One of the estimated 10 passengers in the train car was an off-duty SEPTA employee, who was the one that called police because they thought "something wasn't right." Police entered the car and arrested Ngoy minutes after the employee's call.

For more reporting from The Associated Press, see below.

Philadelphia, SEPTA, Sexual Assault, Rape
A SEPTA transit map is shown outside the Pattison subway station near the Wachovia Spectrum, left, and the Wachovia center, right in Philadelphia Oct. 30, 2009. A man accused of raping a woman on a... Matt Slocum/Associated Press File

Ngoy was being held on 10 percent of $180,000 bail and is scheduled to be arraigned in county court in January.

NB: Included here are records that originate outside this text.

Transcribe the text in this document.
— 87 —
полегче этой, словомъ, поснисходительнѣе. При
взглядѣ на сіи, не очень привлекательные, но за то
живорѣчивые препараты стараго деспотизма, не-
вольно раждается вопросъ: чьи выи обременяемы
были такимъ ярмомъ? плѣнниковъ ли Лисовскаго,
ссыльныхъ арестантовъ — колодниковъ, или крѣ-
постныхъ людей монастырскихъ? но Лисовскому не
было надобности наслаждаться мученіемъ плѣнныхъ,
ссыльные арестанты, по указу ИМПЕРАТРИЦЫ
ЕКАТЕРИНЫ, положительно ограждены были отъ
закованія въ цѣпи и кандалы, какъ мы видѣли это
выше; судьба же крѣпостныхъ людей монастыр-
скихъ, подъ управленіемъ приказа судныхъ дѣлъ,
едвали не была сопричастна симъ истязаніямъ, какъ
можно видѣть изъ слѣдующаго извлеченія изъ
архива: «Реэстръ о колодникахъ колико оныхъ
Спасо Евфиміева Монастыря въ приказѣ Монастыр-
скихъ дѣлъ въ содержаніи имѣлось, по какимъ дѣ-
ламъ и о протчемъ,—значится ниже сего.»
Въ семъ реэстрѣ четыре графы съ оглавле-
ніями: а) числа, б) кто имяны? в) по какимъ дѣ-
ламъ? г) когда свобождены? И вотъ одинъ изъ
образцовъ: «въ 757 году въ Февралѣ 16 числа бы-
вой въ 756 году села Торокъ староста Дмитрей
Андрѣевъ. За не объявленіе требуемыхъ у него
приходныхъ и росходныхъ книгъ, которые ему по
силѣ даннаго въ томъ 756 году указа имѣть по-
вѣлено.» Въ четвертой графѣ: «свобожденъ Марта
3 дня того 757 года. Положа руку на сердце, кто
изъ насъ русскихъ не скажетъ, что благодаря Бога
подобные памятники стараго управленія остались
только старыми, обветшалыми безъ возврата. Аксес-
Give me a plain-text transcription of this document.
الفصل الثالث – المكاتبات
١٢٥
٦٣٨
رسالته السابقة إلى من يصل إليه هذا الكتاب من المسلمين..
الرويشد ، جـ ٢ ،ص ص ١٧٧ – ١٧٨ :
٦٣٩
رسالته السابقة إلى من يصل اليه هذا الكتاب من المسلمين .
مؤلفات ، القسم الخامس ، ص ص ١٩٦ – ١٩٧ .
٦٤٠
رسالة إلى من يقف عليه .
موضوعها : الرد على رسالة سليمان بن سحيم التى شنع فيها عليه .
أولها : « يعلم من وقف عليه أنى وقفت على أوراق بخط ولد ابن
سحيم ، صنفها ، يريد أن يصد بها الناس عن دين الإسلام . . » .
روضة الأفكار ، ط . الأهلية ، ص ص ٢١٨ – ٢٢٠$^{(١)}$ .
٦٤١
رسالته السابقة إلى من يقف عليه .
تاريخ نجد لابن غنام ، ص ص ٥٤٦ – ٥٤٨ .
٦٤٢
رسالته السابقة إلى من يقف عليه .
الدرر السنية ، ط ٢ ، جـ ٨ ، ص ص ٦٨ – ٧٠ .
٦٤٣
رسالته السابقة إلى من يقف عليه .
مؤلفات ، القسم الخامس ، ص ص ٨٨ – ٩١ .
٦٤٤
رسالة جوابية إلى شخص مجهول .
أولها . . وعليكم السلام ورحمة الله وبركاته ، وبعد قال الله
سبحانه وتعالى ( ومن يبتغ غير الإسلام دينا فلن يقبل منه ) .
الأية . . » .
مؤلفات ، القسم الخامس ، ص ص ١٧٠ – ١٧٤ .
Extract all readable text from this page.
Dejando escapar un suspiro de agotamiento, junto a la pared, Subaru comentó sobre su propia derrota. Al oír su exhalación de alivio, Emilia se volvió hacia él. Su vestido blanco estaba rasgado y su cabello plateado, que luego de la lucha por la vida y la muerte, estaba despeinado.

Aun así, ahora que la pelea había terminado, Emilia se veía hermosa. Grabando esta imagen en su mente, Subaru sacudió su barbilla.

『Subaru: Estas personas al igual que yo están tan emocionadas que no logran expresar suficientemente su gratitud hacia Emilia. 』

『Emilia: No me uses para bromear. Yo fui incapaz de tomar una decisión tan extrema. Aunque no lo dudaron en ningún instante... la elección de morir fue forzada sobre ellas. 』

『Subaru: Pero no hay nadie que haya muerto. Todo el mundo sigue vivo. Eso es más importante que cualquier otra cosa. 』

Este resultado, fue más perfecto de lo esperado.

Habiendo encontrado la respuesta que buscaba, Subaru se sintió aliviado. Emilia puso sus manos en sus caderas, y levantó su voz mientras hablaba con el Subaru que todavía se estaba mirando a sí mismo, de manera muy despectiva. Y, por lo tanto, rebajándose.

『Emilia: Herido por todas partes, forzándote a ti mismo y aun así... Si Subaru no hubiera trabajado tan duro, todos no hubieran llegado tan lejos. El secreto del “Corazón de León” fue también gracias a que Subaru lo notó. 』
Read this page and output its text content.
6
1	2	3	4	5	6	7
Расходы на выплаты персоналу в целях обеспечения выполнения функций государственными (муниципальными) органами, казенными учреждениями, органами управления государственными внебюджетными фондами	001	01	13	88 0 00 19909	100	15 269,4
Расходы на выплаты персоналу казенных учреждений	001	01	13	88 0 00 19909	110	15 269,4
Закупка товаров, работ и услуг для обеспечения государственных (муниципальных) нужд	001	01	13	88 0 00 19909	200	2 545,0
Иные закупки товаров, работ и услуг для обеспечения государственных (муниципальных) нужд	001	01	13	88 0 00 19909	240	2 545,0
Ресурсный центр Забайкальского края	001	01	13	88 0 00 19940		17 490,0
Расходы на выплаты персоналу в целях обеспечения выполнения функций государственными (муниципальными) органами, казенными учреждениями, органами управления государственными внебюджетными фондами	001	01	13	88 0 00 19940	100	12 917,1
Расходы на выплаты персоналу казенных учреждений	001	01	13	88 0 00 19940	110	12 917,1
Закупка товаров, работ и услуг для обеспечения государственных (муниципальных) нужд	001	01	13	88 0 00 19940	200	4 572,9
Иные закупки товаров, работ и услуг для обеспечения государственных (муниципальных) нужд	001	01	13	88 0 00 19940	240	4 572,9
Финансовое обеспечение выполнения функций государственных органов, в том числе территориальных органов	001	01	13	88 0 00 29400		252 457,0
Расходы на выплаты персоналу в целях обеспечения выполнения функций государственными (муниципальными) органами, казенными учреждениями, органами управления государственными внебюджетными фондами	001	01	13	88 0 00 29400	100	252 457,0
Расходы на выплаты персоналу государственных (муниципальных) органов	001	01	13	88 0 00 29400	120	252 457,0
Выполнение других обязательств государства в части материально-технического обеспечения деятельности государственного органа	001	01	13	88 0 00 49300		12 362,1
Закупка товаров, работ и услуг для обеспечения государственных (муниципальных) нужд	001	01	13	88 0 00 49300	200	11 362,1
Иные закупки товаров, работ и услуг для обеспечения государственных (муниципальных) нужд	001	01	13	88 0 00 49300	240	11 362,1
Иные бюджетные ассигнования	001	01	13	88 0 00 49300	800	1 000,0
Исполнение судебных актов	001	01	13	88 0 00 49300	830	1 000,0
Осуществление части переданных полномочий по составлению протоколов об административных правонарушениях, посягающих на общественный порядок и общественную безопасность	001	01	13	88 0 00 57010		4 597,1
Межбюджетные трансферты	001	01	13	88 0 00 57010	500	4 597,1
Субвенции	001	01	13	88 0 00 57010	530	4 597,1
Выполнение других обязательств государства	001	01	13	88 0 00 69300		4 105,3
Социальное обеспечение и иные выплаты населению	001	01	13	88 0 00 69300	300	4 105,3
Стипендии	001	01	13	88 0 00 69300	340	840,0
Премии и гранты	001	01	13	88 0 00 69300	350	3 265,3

The court appearance came the same day as two Philadelphia City Council committees held a joint hearing on safety concerns aboard SEPTA vehicles.

The hearing was prompted by a series of high-profile altercations including an attempted sexual assault at the 69th Street Terminal later in October and a filmed attack on Asian-American students that led to assault and ethnic intimidation charges against four juveniles.

At the hearing, SEPTA officials said the police department has more than 40 open officer positions, leaving about 213 active officers.

But representatives from the officer's union said many officers call out some days, leaving the department even more short-staffed. Union representatives balked at SEPTA plans to hire contractors and private security officers to work at stations and fill the gap.

"You would be better off taking that money outside and setting it on fire," said Omari Bervine, president of the local Fraternal Order of Transit Police lodge, who urged the transportation authority to invest in the police department.

SEPTA officials also touted programs that pair nursing students, social workers and other service providers with transit workers or transit police to intervene in situations with homeless individuals, people who may need addiction services and people who may need mental health interventions. Officials also said they were looking at a program that would put graduate students who are studying child psychology on trains during school dismissal times.

A handful of council members asked for a larger uniformed police presence, and argued both the private security officers and the intervention workers would not be able to intervene in violent altercations.